Emotion-aware music tower blocks (EmoMTB ): an intelligent audiovisual interface for music discovery and recommendation
Melchiorre AB, Penz D, Ganhör C, Lesota O, Fragoso V, Fritzl F, Parada-Cabaleiro E, Schubert F and Schedl M
Music listening has experienced a sharp increase during the last decade thanks to music streaming and recommendation services. While they offer text-based search functionality and provide recommendation lists of remarkable utility, their typical mode of interaction is unidimensional, i.e., they provide lists of consecutive tracks, which are commonly inspected in sequential order by the user. The user experience with such systems is heavily affected by cognition biases (e.g., position bias, human tendency to pay more attention to first positions of ordered lists) as well as algorithmic biases (e.g., popularity bias, the tendency of recommender systems to overrepresent popular items). This may cause dissatisfaction among the users by disabling them to find novel music to enjoy. In light of such systems and biases, we propose an intelligent audiovisual music exploration system named EmoMTB . It allows the user to browse the entirety of a given collection in a free nonlinear fashion. The navigation is assisted by a set of personalized emotion-aware recommendations, which serve as starting points for the exploration experience. EmoMTB  adopts the metaphor of a city, in which each track (visualized as a colored cube) represents one floor of a building. Highly similar tracks are located in the same building; moderately similar ones form neighborhoods that mostly correspond to genres. Tracks situated between distinct neighborhoods create a gradual transition between genres. Users can navigate this music city using their smartphones as control devices.
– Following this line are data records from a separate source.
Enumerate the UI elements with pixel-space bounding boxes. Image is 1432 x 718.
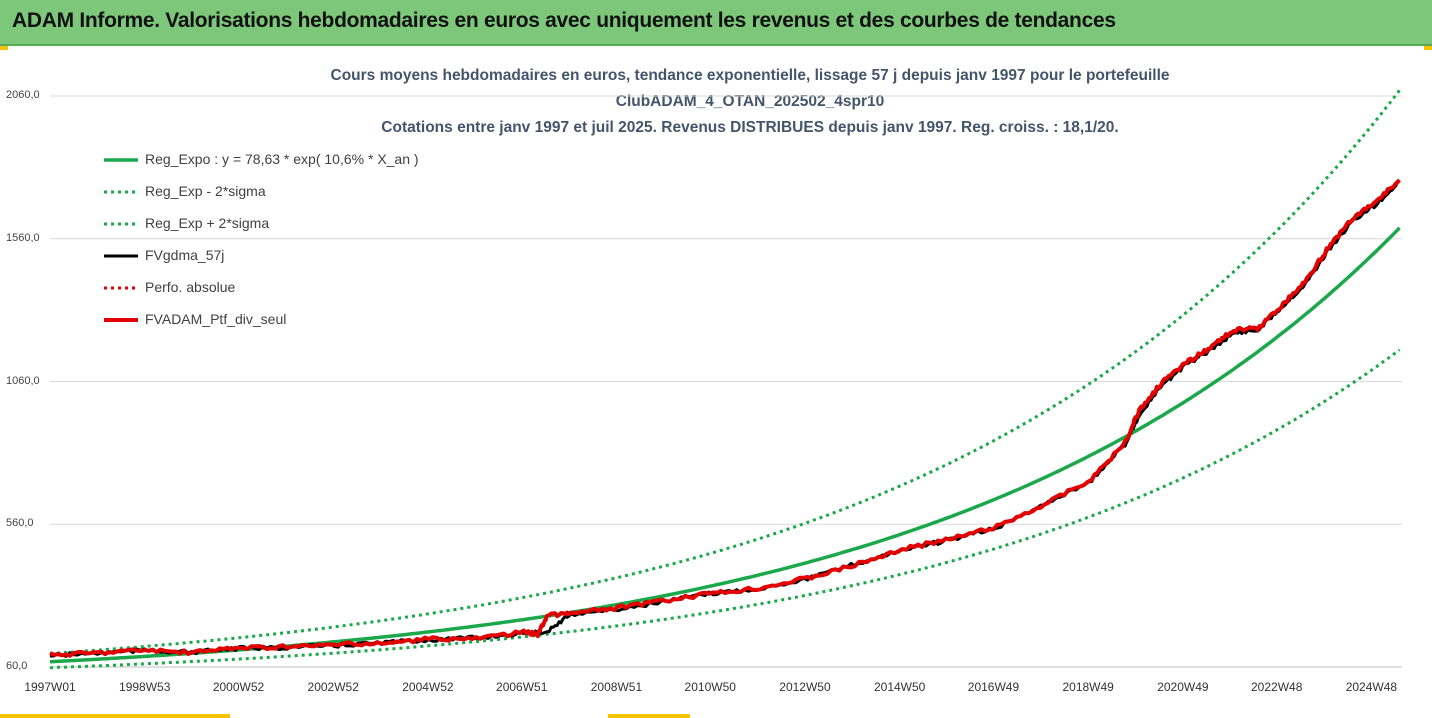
y-tick-label: 1060,0	[6, 374, 40, 387]
x-tick-label: 2012W50	[779, 680, 831, 694]
x-tick-label: 1998W53	[119, 680, 171, 694]
y-tick-label: 2060,0	[6, 89, 40, 101]
legend-label: Reg_Expo : y = 78,63 * exp( 10,6% * X_an…	[145, 151, 419, 167]
corner-accent	[1424, 46, 1432, 50]
corner-accent	[608, 714, 690, 718]
y-tick-label: 60,0	[6, 660, 28, 672]
x-tick-label: 2024W48	[1345, 680, 1398, 694]
x-tick-label: 2016W49	[967, 680, 1020, 694]
legend-label: Perfo. absolue	[145, 279, 236, 295]
y-tick-label: 1560,0	[6, 231, 40, 244]
legend-swatch	[104, 190, 138, 194]
trend-upper-band	[49, 89, 1401, 655]
legend-label: FVADAM_Ptf_div_seul	[145, 311, 287, 327]
corner-accent	[0, 46, 8, 50]
legend-swatch	[104, 286, 138, 290]
x-tick-label: 2008W51	[590, 680, 643, 694]
x-tick-label: 2020W49	[1157, 680, 1209, 694]
x-tick-label: 2018W49	[1062, 680, 1114, 694]
trend-lower-band	[49, 348, 1401, 670]
report-banner: ADAM Informe. Valorisations hebdomadaire…	[0, 0, 1432, 46]
chart-title-line-1: Cours moyens hebdomadaires en euros, ten…	[330, 67, 1170, 84]
report-title: ADAM Informe. Valorisations hebdomadaire…	[12, 9, 1116, 32]
fv-gdma-line	[50, 180, 1400, 658]
legend-swatch	[104, 222, 138, 226]
trend-line	[49, 226, 1401, 664]
legend-label: FVgdma_57j	[145, 247, 225, 263]
x-tick-label: 1997W01	[24, 680, 76, 694]
legend-label: Reg_Exp + 2*sigma	[145, 215, 270, 231]
x-tick-label: 2004W52	[402, 680, 454, 694]
chart-title-line-2: ClubADAM_4_OTAN_202502_4spr10	[615, 93, 885, 110]
x-tick-label: 2006W51	[496, 680, 548, 694]
legend-swatch	[104, 318, 138, 322]
x-tick-label: 2010W50	[684, 680, 736, 694]
corner-accent	[0, 714, 230, 718]
chart-title-line-3: Cotations entre janv 1997 et juil 2025. …	[381, 119, 1119, 136]
x-tick-label: 2022W48	[1251, 680, 1303, 694]
y-tick-label: 560,0	[6, 517, 34, 530]
x-tick-label: 2000W52	[212, 680, 265, 694]
x-tick-label: 2002W52	[307, 680, 359, 694]
legend-label: Reg_Exp - 2*sigma	[145, 183, 266, 199]
portfolio-line	[49, 178, 1401, 658]
x-tick-label: 2014W50	[873, 680, 926, 694]
legend-swatch	[104, 254, 138, 258]
legend-swatch	[104, 158, 138, 162]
They can explore districts of well-known music or decide to leave their comfort zone. In addition, EmoMTB   integrates an emotion-aware music recommendation system that re-ranks the list of suggested starting points for exploration according to the user's self-identified emotion or the collective emotion expressed in EmoMTB 's Twitter channel. Evaluation of EmoMTB   has been carried out in a threefold way: by quantifying the homogeneity of the clustering underlying the construction of the city, by measuring the accuracy of the emotion predictor, and by carrying out a web-based survey composed of open questions to obtain qualitative feedback from users.